Ha chiuso i conti con la giustizia. Durante un controllo di polizia racconta della sua nuova attività di tatuatore. Ma Luigi non è un tatuatore come tanti altri, la sua clientela è un po’ “particolare”. Lui lavora per i clan dell’area Nord di Napoli.
Un camorrista deve condividere mode e usanze del clan. Gli scissionisti, chiedono il tatuaggio del kalasnikov, i dilauriani quello della pistola P38.
I clan del rione Sanità, per lo più affiliati ai Misso, si fanno tatuare il mastino con la scritta “Mastiffs”, come il gruppo ultrà azzurro, ma anche immagini sacre. Quella del tatuaggio e della simbologia è una vecchia tradizione camorrista. Segna l’appartenenza ad un gruppo ristretto; un marchio a vita: sono del gruppo, la mia identità è l’identità della cosca.
E’ un’espressione indelebile di vita da camorrista. Come i giovani soldati della Wehrmacht (le forze armate tedesche della II Guerra Mondiale) esibivano sulle fibbie dei loro cinturoni militari il motto “Gott mit uns” cioè “Dio è con noi”, i giovani soldati dei clan,invece, portano, sul corpo, tatuaggi che suggellano il loro legame al clan, esibiscono simboli religiosi, comunicano attraverso gesti eclatanti tipo il bacio in bocca il loro essere affiliati-fratelli.

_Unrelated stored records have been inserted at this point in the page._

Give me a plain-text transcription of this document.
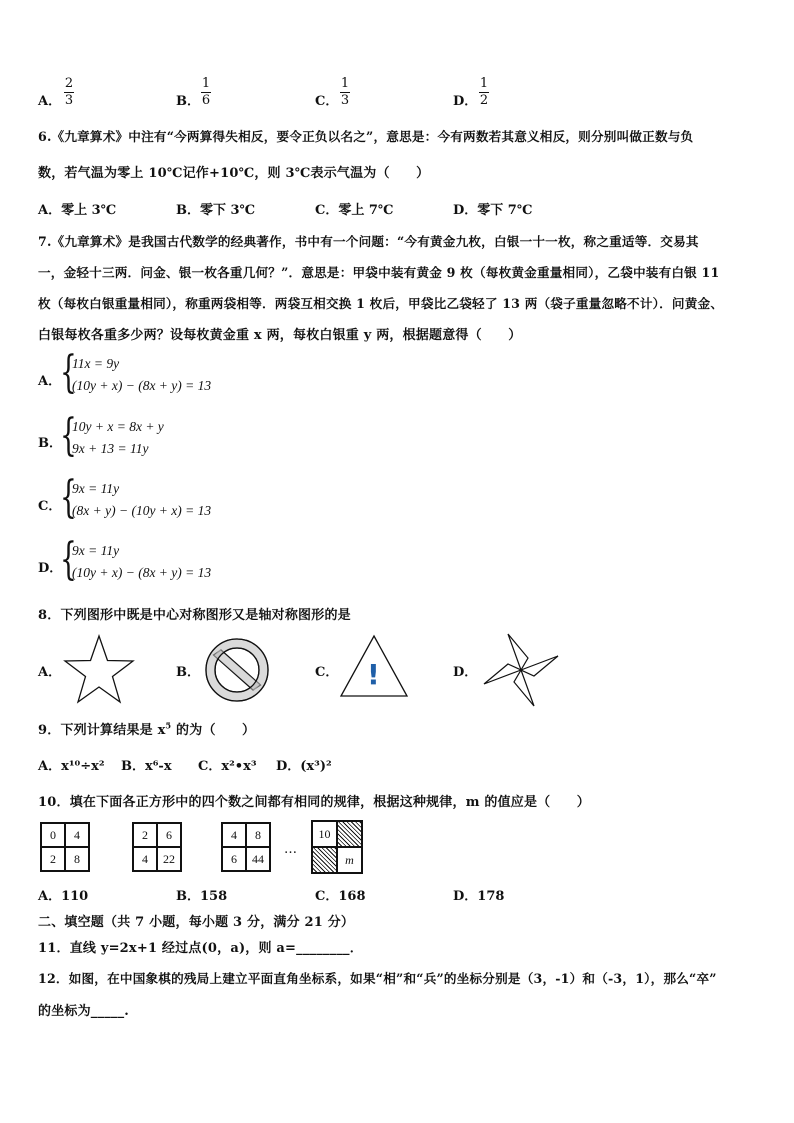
A．
2
3	B．
1
6	C．
1
3	D．
1
2
6.《九章算术》中注有“今两算得失相反，要令正负以名之”，意思是：今有两数若其意义相反，则分别叫做正数与负
数，若气温为零上 10℃记作+10℃，则 3℃表示气温为（　　）
A．零上 3℃	B．零下 3℃	C．零上 7℃	D．零下 7℃
7.《九章算术》是我国古代数学的经典著作，书中有一个问题：“今有黄金九枚，白银一十一枚，称之重适等．交易其
一，金轻十三两．问金、银一枚各重几何？”．意思是：甲袋中装有黄金 9 枚（每枚黄金重量相同），乙袋中装有白银 11
枚（每枚白银重量相同），称重两袋相等．两袋互相交换 1 枚后，甲袋比乙袋轻了 13 两（袋子重量忽略不计）．问黄金、
白银每枚各重多少两？设每枚黄金重 x 两，每枚白银重 y 两，根据题意得（　　）
A．
{
11x = 9y
(10y + x) − (8x + y) = 13
B．
{
10y + x = 8x + y
9x + 13 = 11y
C．
{
9x = 11y
(8x + y) − (10y + x) = 13
D．
{
9x = 11y
(10y + x) − (8x + y) = 13
8．下列图形中既是中心对称图形又是轴对称图形的是
A．	B．	C． !	D．
9．下列计算结果是 $x^5$ 的为（　　）
A．x¹⁰÷x² B．x⁶-x C．x²•x³ D．(x³)²
10．填在下面各正方形中的四个数之间都有相同的规律，根据这种规律，m 的值应是（　　）
0	4
2	8
2	6
4	22
4	8
6	44
…
10
m
A．110	B．158	C．168	D．178
二、填空题（共 7 小题，每小题 3 分，满分 21 分）
11．直线 y=2x+1 经过点(0，a)，则 a=________．
12．如图，在中国象棋的残局上建立平面直角坐标系，如果“相”和“兵”的坐标分别是（3，-1）和（-3，1），那么“卒”
的坐标为_____.
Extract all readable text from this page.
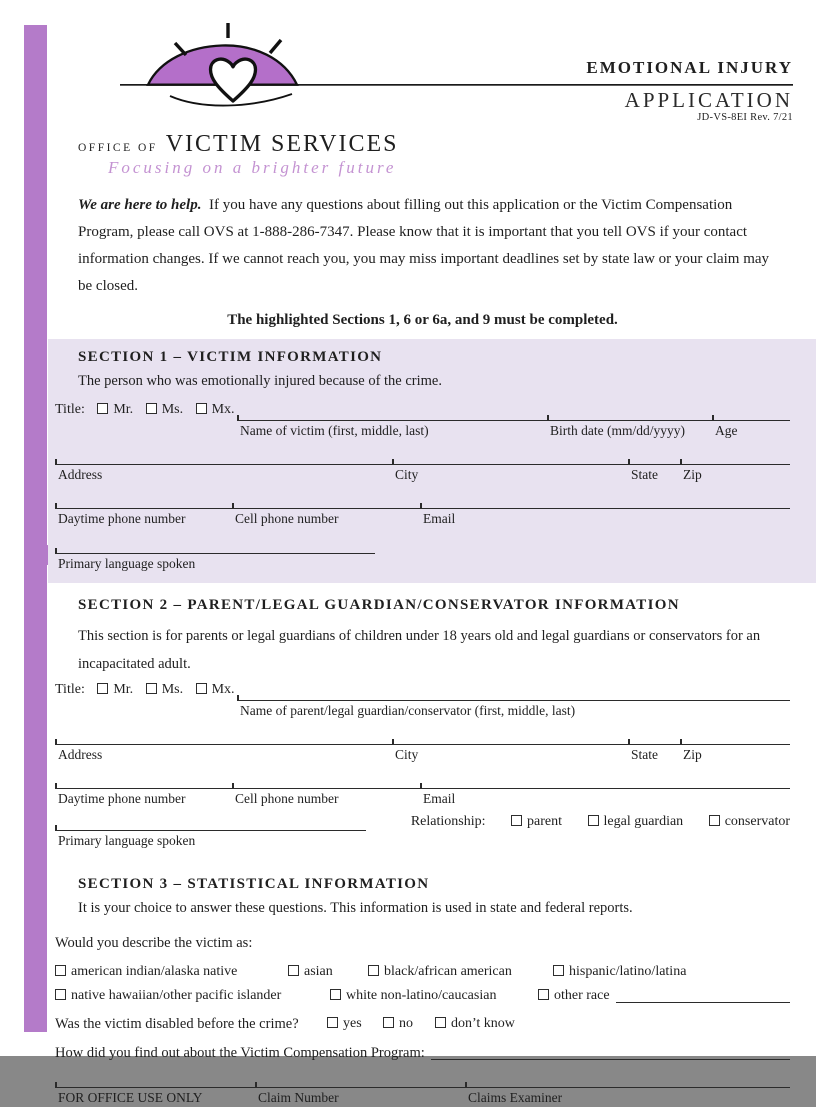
EMOTIONAL INJURY
APPLICATION
JD-VS-8EI Rev. 7/21
OFFICE OF VICTIM SERVICES
Focusing on a brighter future

We are here to help. If you have any questions about filling out this application or the Victim Compensation Program, please call OVS at 1-888-286-7347. Please know that it is important that you tell OVS if your contact information changes. If we cannot reach you, you may miss important deadlines set by state law or your claim may be closed.

The highlighted Sections 1, 6 or 6a, and 9 must be completed.
SECTION 1 – VICTIM INFORMATION
The person who was emotionally injured because of the crime.
Title: Mr. Ms. Mx.
Name of victim (first, middle, last)	Birth date (mm/dd/yyyy)	Age
Address	City	State	Zip
Daytime phone number	Cell phone number	Email
Primary language spoken
SECTION 2 – PARENT/LEGAL GUARDIAN/CONSERVATOR INFORMATION
This section is for parents or legal guardians of children under 18 years old and legal guardians or conservators for an incapacitated adult.
Title: Mr. Ms. Mx.
Name of parent/legal guardian/conservator (first, middle, last)
Address	City	State	Zip
Daytime phone number	Cell phone number	Email
Primary language spoken
Relationship:	parent	legal guardian	conservator
SECTION 3 – STATISTICAL INFORMATION
It is your choice to answer these questions. This information is used in state and federal reports.
Would you describe the victim as:
american indian/alaska native	asian	black/african american	hispanic/latino/latina
native hawaiian/other pacific islander	white non-latino/caucasian	other race
Was the victim disabled before the crime?	yes	no	don’t know
How did you find out about the Victim Compensation Program:
FOR OFFICE USE ONLY	Claim Number	Claims Examiner
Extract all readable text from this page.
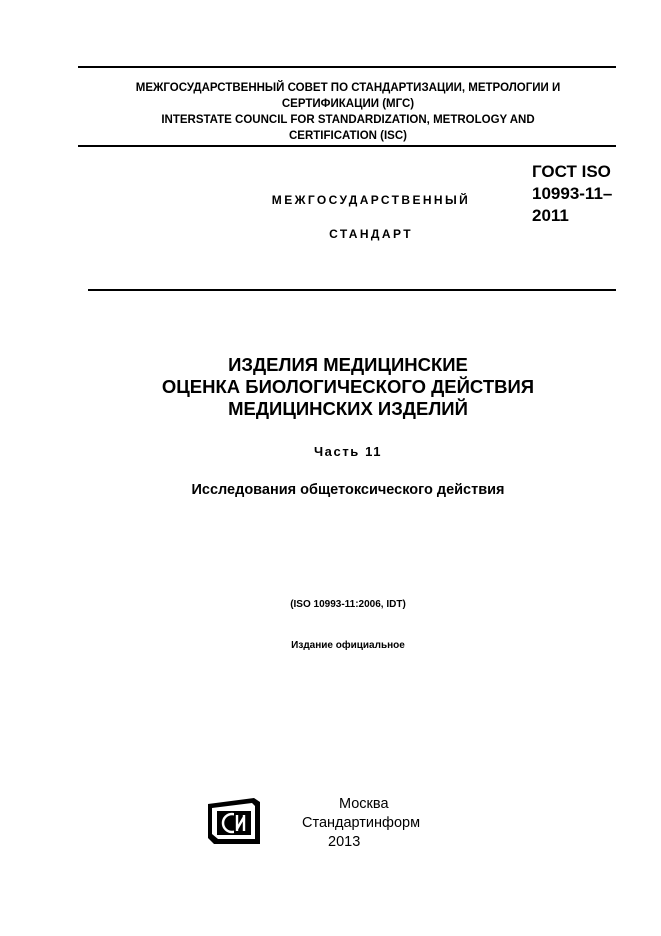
МЕЖГОСУДАРСТВЕННЫЙ СОВЕТ ПО СТАНДАРТИЗАЦИИ, МЕТРОЛОГИИ И
СЕРТИФИКАЦИИ (МГС)
INTERSTATE COUNCIL FOR STANDARDIZATION, METROLOGY AND
CERTIFICATION (ISC)
МЕЖГОСУДАРСТВЕННЫЙ
СТАНДАРТ
ГОСТ ISO
10993-11–
2011
ИЗДЕЛИЯ МЕДИЦИНСКИЕ
ОЦЕНКА БИОЛОГИЧЕСКОГО ДЕЙСТВИЯ
МЕДИЦИНСКИХ ИЗДЕЛИЙ
Часть 11
Исследования общетоксического действия
(ISO 10993-11:2006, IDT)
Издание официальное
Москва
Стандартинформ
2013
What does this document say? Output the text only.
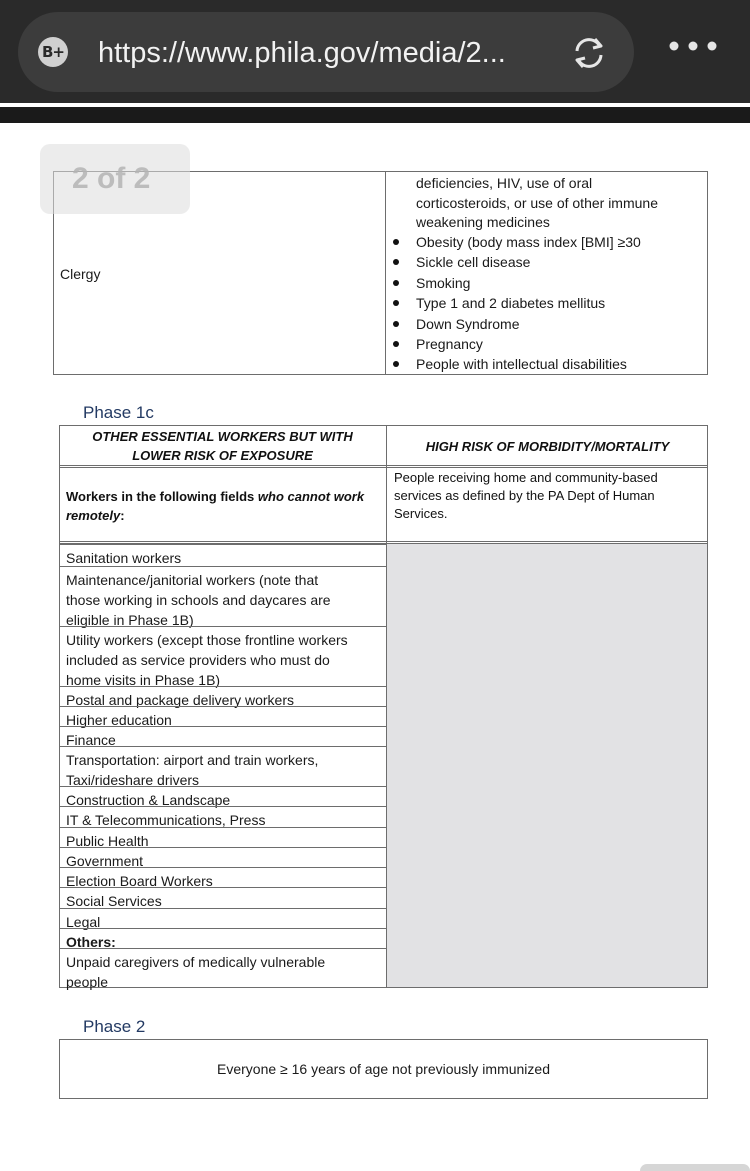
B+ https://www.phila.gov/media/2...
Clergy
deficiencies, HIV, use of oral
corticosteroids, or use of other immune
weakening medicines
Obesity (body mass index [BMI] ≥30
Sickle cell disease
Smoking
Type 1 and 2 diabetes mellitus
Down Syndrome
Pregnancy
People with intellectual disabilities
2 of 2
Phase 1c
OTHER ESSENTIAL WORKERS BUT WITH
LOWER RISK OF EXPOSURE
HIGH RISK OF MORBIDITY/MORTALITY
Workers in the following fields who cannot work
remotely:
People receiving home and community-based
services as defined by the PA Dept of Human
Services.
Sanitation workers
Maintenance/janitorial workers (note that
those working in schools and daycares are
eligible in Phase 1B)
Utility workers (except those frontline workers
included as service providers who must do
home visits in Phase 1B)
Postal and package delivery workers
Higher education
Finance
Transportation: airport and train workers,
Taxi/rideshare drivers
Construction & Landscape
IT & Telecommunications, Press
Public Health
Government
Election Board Workers
Social Services
Legal
Others:
Unpaid caregivers of medically vulnerable
people
Phase 2
Everyone ≥ 16 years of age not previously immunized
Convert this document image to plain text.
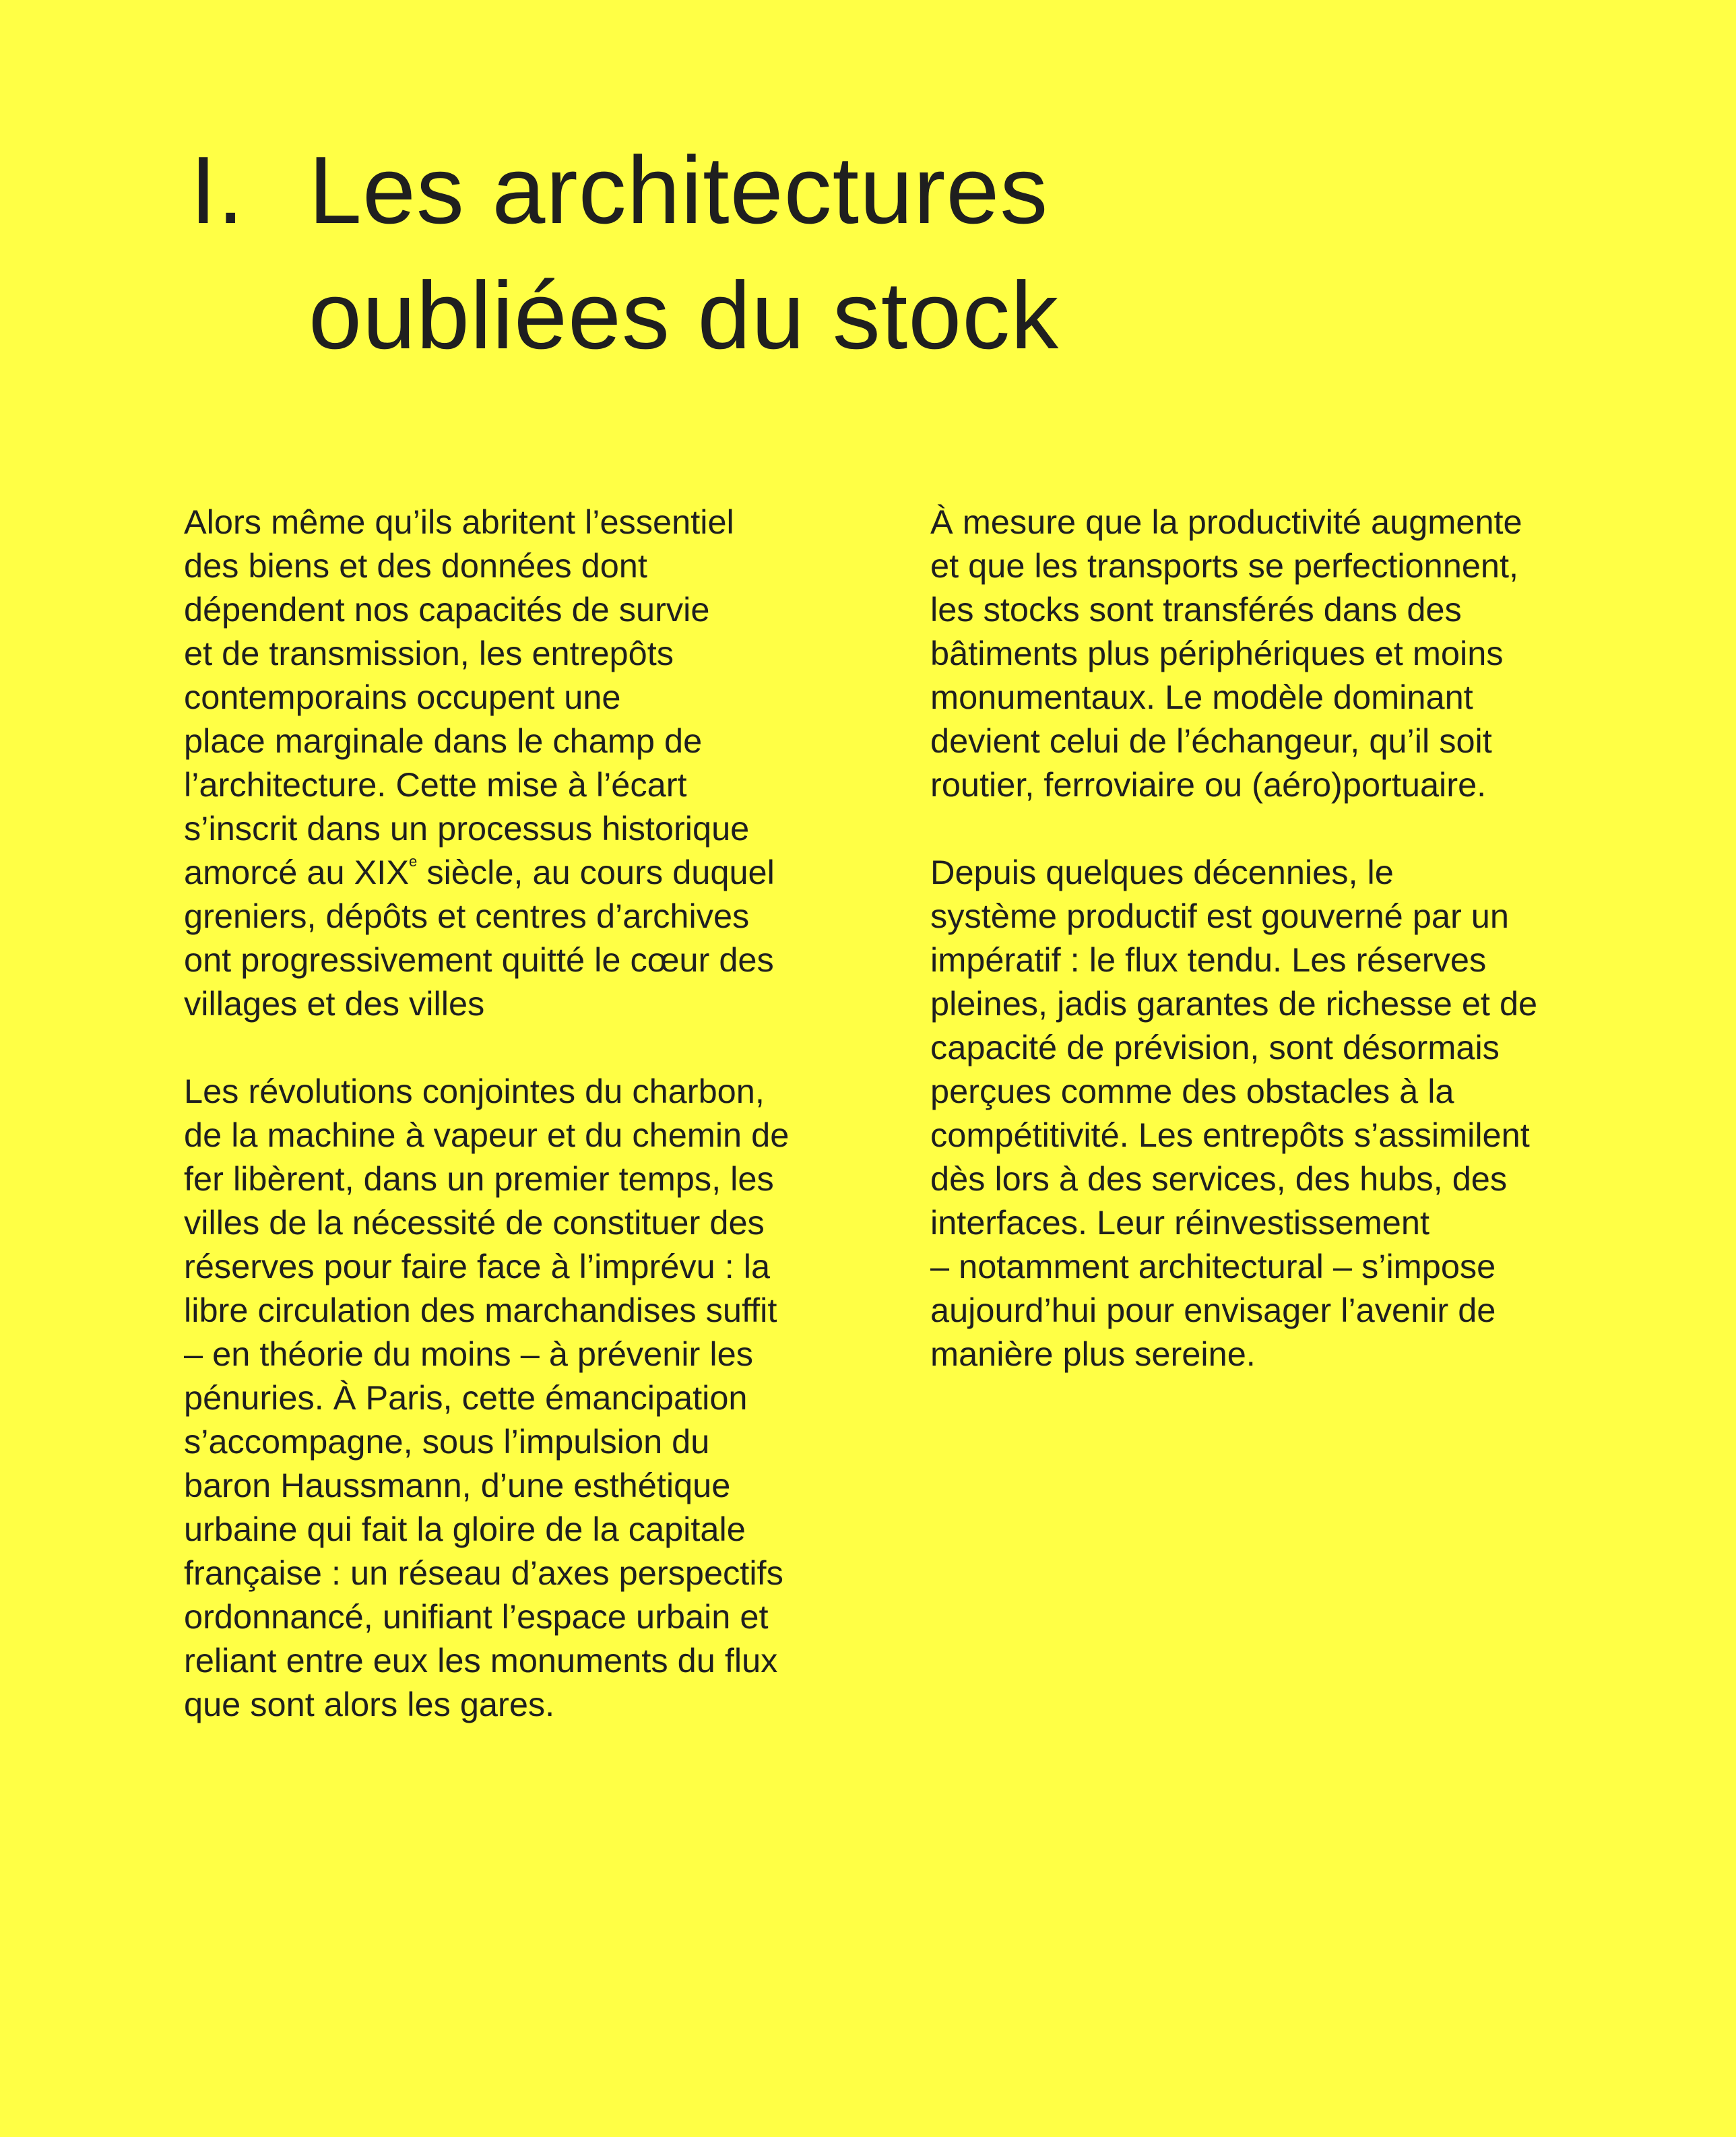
I. Les architectures
oubliées du stock

Alors même qu’ils abritent l’essentiel
des biens et des données dont
dépendent nos capacités de survie
et de transmission, les entrepôts
contemporains occupent une
place marginale dans le champ de
l’architecture. Cette mise à l’écart
s’inscrit dans un processus historique
amorcé au XIXe siècle, au cours duquel
greniers, dépôts et centres d’archives
ont progressivement quitté le cœur des
villages et des villes

Les révolutions conjointes du charbon,
de la machine à vapeur et du chemin de
fer libèrent, dans un premier temps, les
villes de la nécessité de constituer des
réserves pour faire face à l’imprévu : la
libre circulation des marchandises suffit
– en théorie du moins – à prévenir les
pénuries. À Paris, cette émancipation
s’accompagne, sous l’impulsion du
baron Haussmann, d’une esthétique
urbaine qui fait la gloire de la capitale
française : un réseau d’axes perspectifs
ordonnancé, unifiant l’espace urbain et
reliant entre eux les monuments du flux
que sont alors les gares.

À mesure que la productivité augmente
et que les transports se perfectionnent,
les stocks sont transférés dans des
bâtiments plus périphériques et moins
monumentaux. Le modèle dominant
devient celui de l’échangeur, qu’il soit
routier, ferroviaire ou (aéro)portuaire.

Depuis quelques décennies, le
système productif est gouverné par un
impératif : le flux tendu. Les réserves
pleines, jadis garantes de richesse et de
capacité de prévision, sont désormais
perçues comme des obstacles à la
compétitivité. Les entrepôts s’assimilent
dès lors à des services, des hubs, des
interfaces. Leur réinvestissement
– notamment architectural – s’impose
aujourd’hui pour envisager l’avenir de
manière plus sereine.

I camorristi sono esibizionisti, plateali. La pelle “segnata” è, per loro, motivo di orgoglio e di vanto. Il tatoo è status symbol, è il dichiararsi fedeli al gruppo che durerà finché quel corpo avrà vita.
Quasi come fosse un marchio impresso a fuoco, quello che si usava fare nelle antiche sette religiose, il tatuaggio diventa l’ennesima prova, da parte dell’affiliato, del suo incondizionato e sincero fondersi anima e corpo con il clan.